The hub would determine what local laws have parity, “what needs to be adapted, what needs to be changed and what needs to be added” to make the UK statute compatible with the EU digital single market, just when it has left the real-world EU single market.

“We need to see UK regulations corresponding with the EU Data Governance Act, the Data Act and the AI Act,” said Ahle.

The UK would also need to force xborder dataflows to use technical standards the European Commission is setting as the basis of a single, federated EU dataspace: a dataspace of dataspaces much like the internet is a network of networks, combining regional and sectoral dataspaces that form a single market, encompassing commercial and civil spheres.

But for Gaia-X to succeed, it must create a worldwide network of interoperable dataspaces, because the big EU industries that have been building it need their entire global supply chains to be connected to create a single market compatible with EU law.

“To be sustainable in the long run, it is important that the [dataspaces] and standards we have defined are accepted and adopted on a global scale. This is very important for our ecosystem,” said Ahle.

Rich nations are meanwhile trying to tear down the legal and technical obstacles stopping global industrial supply chains from developing more efficient digital trade flows, wanting to innovate past the existing beaurocratic legal systems and decades-old technology that most global firms use to manage their xborder business.
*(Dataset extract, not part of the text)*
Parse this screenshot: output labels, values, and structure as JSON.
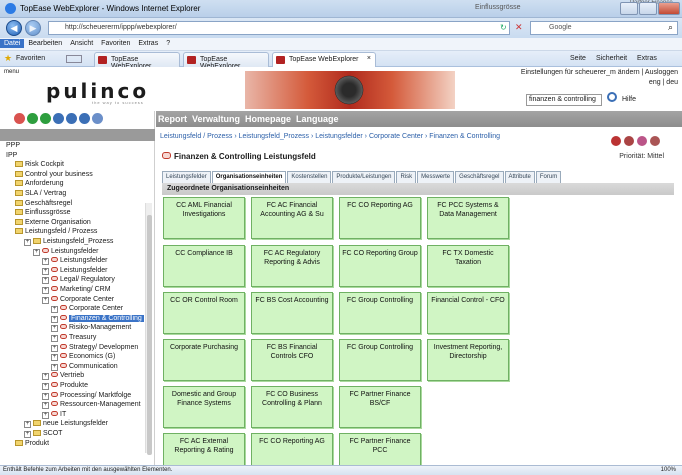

The task has become urgent since China became an economic and security threat and prompted an exodus of industries, dubbed decoupling, whose supply chains have become largely dependent on cheap Sino manufactures.

But international negotiations over the matter, said to have been intense, have focused widespread opposition to EU law. The OECD league of industrial nations started trying to bash out a compromise over technical standards in May after the G7 group passed it the baton for global data governance last year. It has started an attempt to get an international agreement on digital identity – the core of Gaia-X’s architecture and the issue that created its impasse with Japan.
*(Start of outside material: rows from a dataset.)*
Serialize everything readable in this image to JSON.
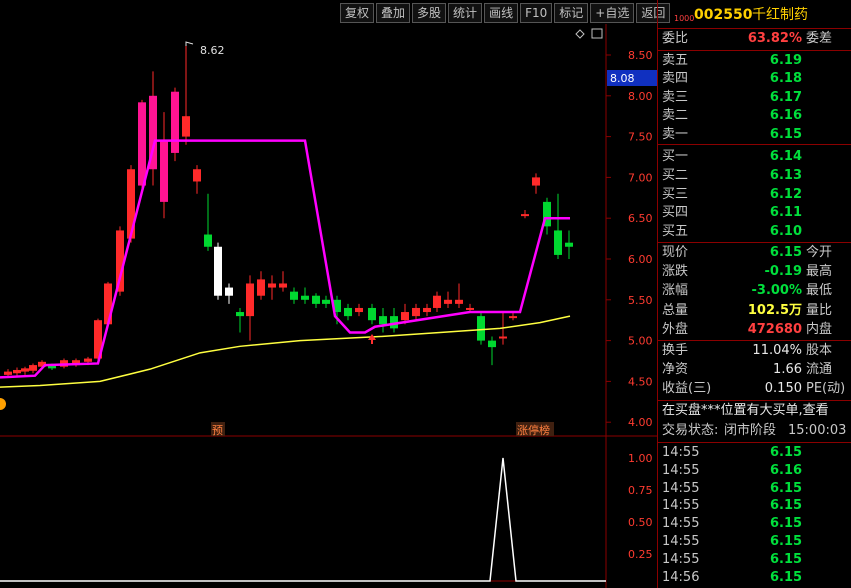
{
  "toolbar": [
    "复权",
    "叠加",
    "多股",
    "统计",
    "画线",
    "F10",
    "标记",
    "+自选",
    "返回"
  ],
  "stock": {
    "code": "002550",
    "name": "千红制药",
    "badge": "1000"
  },
  "chart": {
    "y_labels": [
      "8.50",
      "8.00",
      "7.50",
      "7.00",
      "6.50",
      "6.00",
      "5.50",
      "5.00",
      "4.50",
      "4.00"
    ],
    "high_label": "8.62",
    "price_box": "8.08",
    "marker_pre": "预",
    "marker_zt": "涨停榜",
    "vol_labels": [
      "1.00",
      "0.75",
      "0.50",
      "0.25"
    ]
  },
  "colors": {
    "up": "#ff2a2a",
    "down": "#00d830",
    "magenta": "#ff00ff",
    "yellow": "#ffff40",
    "bg": "#000000"
  },
  "weibi": {
    "label": "委比",
    "value": "63.82%",
    "label2": "委差"
  },
  "asks": [
    {
      "label": "卖五",
      "price": "6.19"
    },
    {
      "label": "卖四",
      "price": "6.18"
    },
    {
      "label": "卖三",
      "price": "6.17"
    },
    {
      "label": "卖二",
      "price": "6.16"
    },
    {
      "label": "卖一",
      "price": "6.15"
    }
  ],
  "bids": [
    {
      "label": "买一",
      "price": "6.14"
    },
    {
      "label": "买二",
      "price": "6.13"
    },
    {
      "label": "买三",
      "price": "6.12"
    },
    {
      "label": "买四",
      "price": "6.11"
    },
    {
      "label": "买五",
      "price": "6.10"
    }
  ],
  "quote": [
    {
      "label": "现价",
      "value": "6.15",
      "label2": "今开",
      "color": "green"
    },
    {
      "label": "涨跌",
      "value": "-0.19",
      "label2": "最高",
      "color": "green"
    },
    {
      "label": "涨幅",
      "value": "-3.00%",
      "label2": "最低",
      "color": "green"
    },
    {
      "label": "总量",
      "value": "102.5万",
      "label2": "量比",
      "color": "yellow"
    },
    {
      "label": "外盘",
      "value": "472680",
      "label2": "内盘",
      "color": "red"
    }
  ],
  "stats": [
    {
      "label": "换手",
      "value": "11.04%",
      "label2": "股本"
    },
    {
      "label": "净资",
      "value": "1.66",
      "label2": "流通"
    },
    {
      "label": "收益(三)",
      "value": "0.150",
      "label2": "PE(动)"
    }
  ],
  "notice": "在买盘***位置有大买单,查看",
  "status": {
    "label": "交易状态:",
    "value": "闭市阶段",
    "time": "15:00:03"
  },
  "ticks": [
    {
      "time": "14:55",
      "price": "6.15"
    },
    {
      "time": "14:55",
      "price": "6.16"
    },
    {
      "time": "14:55",
      "price": "6.15"
    },
    {
      "time": "14:55",
      "price": "6.15"
    },
    {
      "time": "14:55",
      "price": "6.15"
    },
    {
      "time": "14:55",
      "price": "6.15"
    },
    {
      "time": "14:55",
      "price": "6.15"
    },
    {
      "time": "14:56",
      "price": "6.15"
    }
  ]
}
The Anglo-Pacific group has been pushing for a more liberal regime modelled after Japan’s Data Free Flow with Trust (DFFT) initiative. It substantiated its plans last month with the long-awaited establishment of its Global Cross Border Privacy Rules, an alternative to tight EU controls.
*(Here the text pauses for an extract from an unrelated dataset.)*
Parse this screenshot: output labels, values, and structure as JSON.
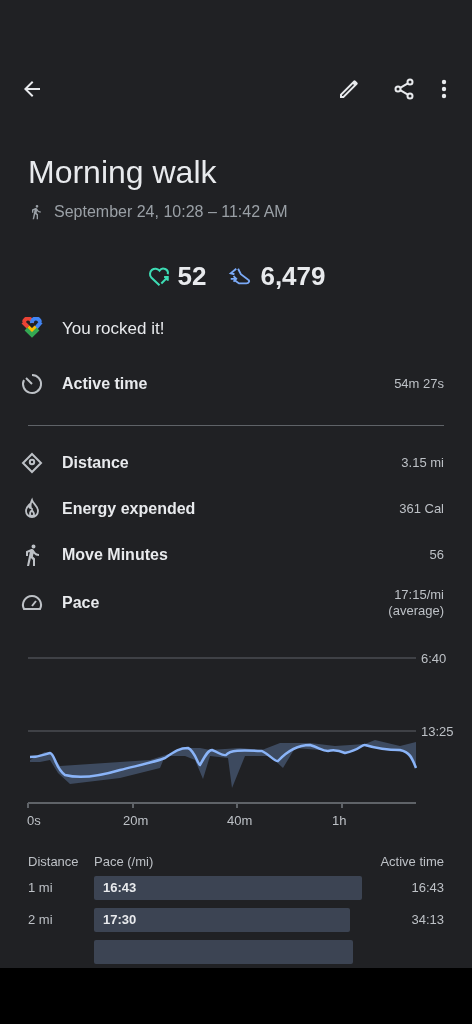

A spokesperson for the UK Department for Science, Innovation and Technology (DSIT) said that it was watching Gaia-X and the EU dataspace initiative with interest, but the Anglo-Pacific group of countries was doing interesting things as well, and the UK had put its weight behind Japan’s DFFT initiative at the OECD and G7. DSIT sent a written statement of UK policy aims akin to the liberal xborder data regime Global CBPR scheme published last month.

Gaia-X has been trying for years to get a post-Brexit, Conservative, British government to back it. The government snubbed the plan and Gaia-X abandoned its bid. But the new CEO is under pressure to make its system global this year and to finish building the core system.

The EU administration that launched the Digital Agenda will be dissolved after elections this year and has muscled in to get its digital single market finished since numerous dataspace schemes including Gaia-X had created a babel of incompatible data silos. Software lobby group OpenUK, which spearheaded its failed bid, billed it as a “lifeline” for post-Brexit Britain.

The EU has refused to recognise UK digital identity legislation, even though it was an EU law implemented before Brexit and despite UK recognising EU identity schemes, said a spokesperson for the UK Information Commissioner’s Office.